Étrange Festival 2022 : Prix et dernières raretés projetées

21 septembre 2022 | PAR Geoffrey Nabavian

Au terme de l’édition 2022 du passionnant Festival, le Grand Prix Nouveau genre vient couronner Sick of myself, découvert à Cannes 2022 aussi. Avec un dernier jour de projections marqué par Je, tu, elles…, film rare avec de la valeur.
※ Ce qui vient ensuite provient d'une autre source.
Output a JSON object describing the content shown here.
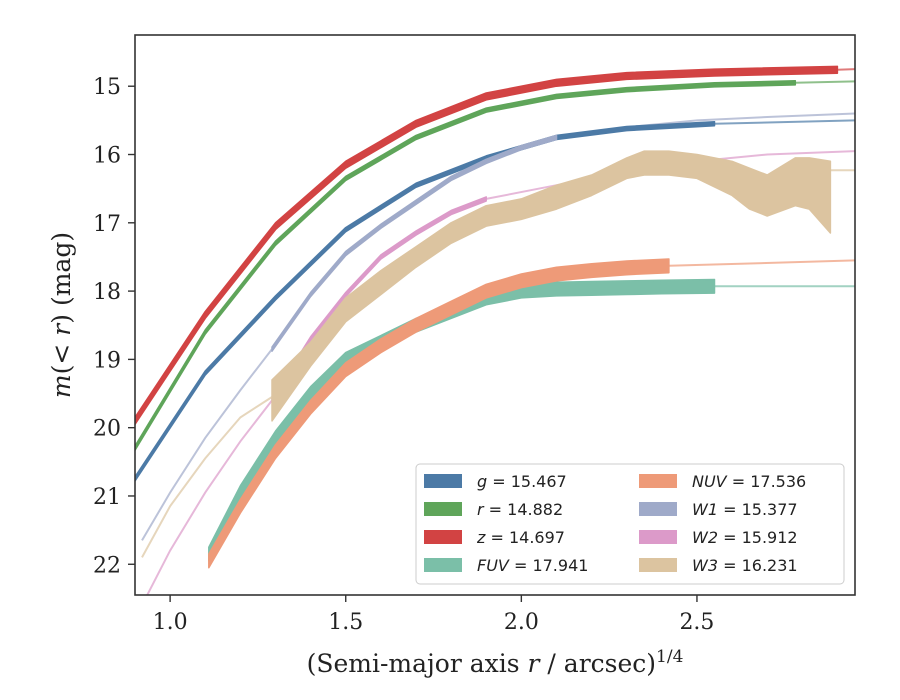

Au terme d’une édition qui a su attirer deux mille spectateurs de plus que l’an d’avant, l’Étrange Festival a décerné son Grand Prix Nouveau genre à l’un des douze longs-métrages de sa Compétition internationale. C’est Sick of myself qui sort gagnant cette année, donc. La comédie noire norvégienne, en plus d’être assez jusqu’au-boutiste dans ses mises en scène, s’avère il est vrai très bien filmée. On est donc légitimement en droit de la préférer à La piedad, rendu très terne par ses effets de symbolique écrasants, ou à Life for sale, dont le sujet en or, d’abord bien traité, se perd sous des masses de concepts et de confusions. A noter que Sick of myself a été projeté, et remarqué, au cours du Festival de Cannes 2022 : il figurait dans la sélection de la section Un certain regard (notre critique ici). Il va donc être acheté par Canal+ dans l’optique d’une diffusion télé.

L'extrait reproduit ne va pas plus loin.